At one stage my husband’s older brother was worried he wouldn’t make it either, which would have been a disaster. He’s an accountant, like James, and the end of the year is a really busy time. His daughter, our then three-year-old niece, was one of my bridesmaids.
Thankfully his boss was understanding and he was able to take the day off, but he had to go back to work on the Friday so he couldn’t really relax.
He had to watch how much he drank and left the wedding a bit earlier than he would have done, which he was understandably frustrated by.
Other friends and family also left the reception early, and didn’t drink and let their hair down as much as they might, because they had to get up for work the next day.
By the end of the night the dance floor felt a bit emptier than some weddings we’ve been to.
I’d wanted to organise a lovely, leisurely breakfast or brunch with friends and family the morning after, but hardly anyone was around, so James and I had a quiet breakfast instead.
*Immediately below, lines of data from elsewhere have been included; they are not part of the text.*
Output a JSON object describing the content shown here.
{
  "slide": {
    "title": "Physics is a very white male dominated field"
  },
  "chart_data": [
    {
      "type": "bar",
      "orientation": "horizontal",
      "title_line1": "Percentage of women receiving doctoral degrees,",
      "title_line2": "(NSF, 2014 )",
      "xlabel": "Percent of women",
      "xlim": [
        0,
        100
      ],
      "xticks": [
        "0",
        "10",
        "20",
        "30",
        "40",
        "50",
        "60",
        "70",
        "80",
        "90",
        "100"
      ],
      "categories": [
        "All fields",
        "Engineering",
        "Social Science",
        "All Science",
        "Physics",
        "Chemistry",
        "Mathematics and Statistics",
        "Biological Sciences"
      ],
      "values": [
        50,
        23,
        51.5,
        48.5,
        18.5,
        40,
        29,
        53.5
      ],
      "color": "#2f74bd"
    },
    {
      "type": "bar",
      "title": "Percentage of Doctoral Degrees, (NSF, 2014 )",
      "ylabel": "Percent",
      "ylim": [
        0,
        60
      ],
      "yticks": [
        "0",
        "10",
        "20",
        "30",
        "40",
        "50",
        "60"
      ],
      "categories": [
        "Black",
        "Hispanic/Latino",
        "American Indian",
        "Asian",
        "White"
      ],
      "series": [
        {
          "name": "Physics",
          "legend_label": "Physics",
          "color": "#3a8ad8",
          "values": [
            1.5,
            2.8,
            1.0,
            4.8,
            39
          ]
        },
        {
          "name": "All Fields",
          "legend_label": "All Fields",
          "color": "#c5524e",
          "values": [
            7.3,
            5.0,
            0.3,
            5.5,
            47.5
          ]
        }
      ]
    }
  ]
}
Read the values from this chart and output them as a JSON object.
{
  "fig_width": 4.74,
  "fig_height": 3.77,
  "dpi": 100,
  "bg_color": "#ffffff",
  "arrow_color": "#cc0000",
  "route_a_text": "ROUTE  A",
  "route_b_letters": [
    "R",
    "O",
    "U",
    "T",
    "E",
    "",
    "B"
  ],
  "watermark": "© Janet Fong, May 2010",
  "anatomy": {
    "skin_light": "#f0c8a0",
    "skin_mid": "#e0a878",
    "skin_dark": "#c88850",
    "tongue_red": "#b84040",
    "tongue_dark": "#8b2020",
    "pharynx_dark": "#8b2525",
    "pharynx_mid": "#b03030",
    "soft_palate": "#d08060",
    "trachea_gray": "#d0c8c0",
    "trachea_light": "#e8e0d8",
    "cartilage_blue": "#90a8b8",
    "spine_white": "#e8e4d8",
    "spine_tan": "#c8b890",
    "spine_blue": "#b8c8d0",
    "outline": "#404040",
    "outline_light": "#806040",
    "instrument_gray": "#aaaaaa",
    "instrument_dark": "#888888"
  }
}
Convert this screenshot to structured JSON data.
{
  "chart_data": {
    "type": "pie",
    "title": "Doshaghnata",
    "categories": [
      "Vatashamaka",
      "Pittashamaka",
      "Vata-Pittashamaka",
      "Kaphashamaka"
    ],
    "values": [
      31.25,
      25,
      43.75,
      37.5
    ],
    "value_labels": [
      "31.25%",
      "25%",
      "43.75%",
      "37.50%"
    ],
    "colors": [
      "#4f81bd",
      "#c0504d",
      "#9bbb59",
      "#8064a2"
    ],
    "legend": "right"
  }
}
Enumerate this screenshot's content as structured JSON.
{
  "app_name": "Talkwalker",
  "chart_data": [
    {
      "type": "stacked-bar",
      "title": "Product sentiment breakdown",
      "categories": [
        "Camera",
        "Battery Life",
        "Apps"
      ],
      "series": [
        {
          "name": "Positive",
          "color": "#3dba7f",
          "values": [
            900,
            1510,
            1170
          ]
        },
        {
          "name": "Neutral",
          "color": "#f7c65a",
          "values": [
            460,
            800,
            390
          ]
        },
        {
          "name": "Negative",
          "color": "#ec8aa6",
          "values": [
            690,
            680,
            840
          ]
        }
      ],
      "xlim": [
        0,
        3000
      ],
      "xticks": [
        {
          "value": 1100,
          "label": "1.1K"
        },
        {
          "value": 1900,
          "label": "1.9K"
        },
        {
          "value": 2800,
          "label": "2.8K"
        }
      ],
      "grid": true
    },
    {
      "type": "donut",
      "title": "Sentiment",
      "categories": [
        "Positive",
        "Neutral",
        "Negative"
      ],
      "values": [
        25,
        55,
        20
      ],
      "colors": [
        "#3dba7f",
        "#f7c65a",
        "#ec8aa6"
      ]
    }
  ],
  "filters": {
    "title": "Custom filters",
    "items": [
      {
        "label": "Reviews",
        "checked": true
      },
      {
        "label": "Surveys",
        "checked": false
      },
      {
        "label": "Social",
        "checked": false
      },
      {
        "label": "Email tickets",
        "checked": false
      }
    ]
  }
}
If we had to do it all again we’d still get married mid-week: the financial savings were so good and we still had pretty much everybody we wanted there (except for my uncle).
We didn’t see the point in paying an extra £7,000 just to avoid a small bit of inconvenience.
At the time I felt annoyed that venues charge so much more for a Saturday and prey on the fact that people want to get married at the weekend.
This means that essentially you have to decide between marrying mid-week or spending a fortune.
Ultimately, your wedding day is about the two of you.
Although we realised there was some impact on others, we still had a wonderful happy day – and saved money that was better spent on our children.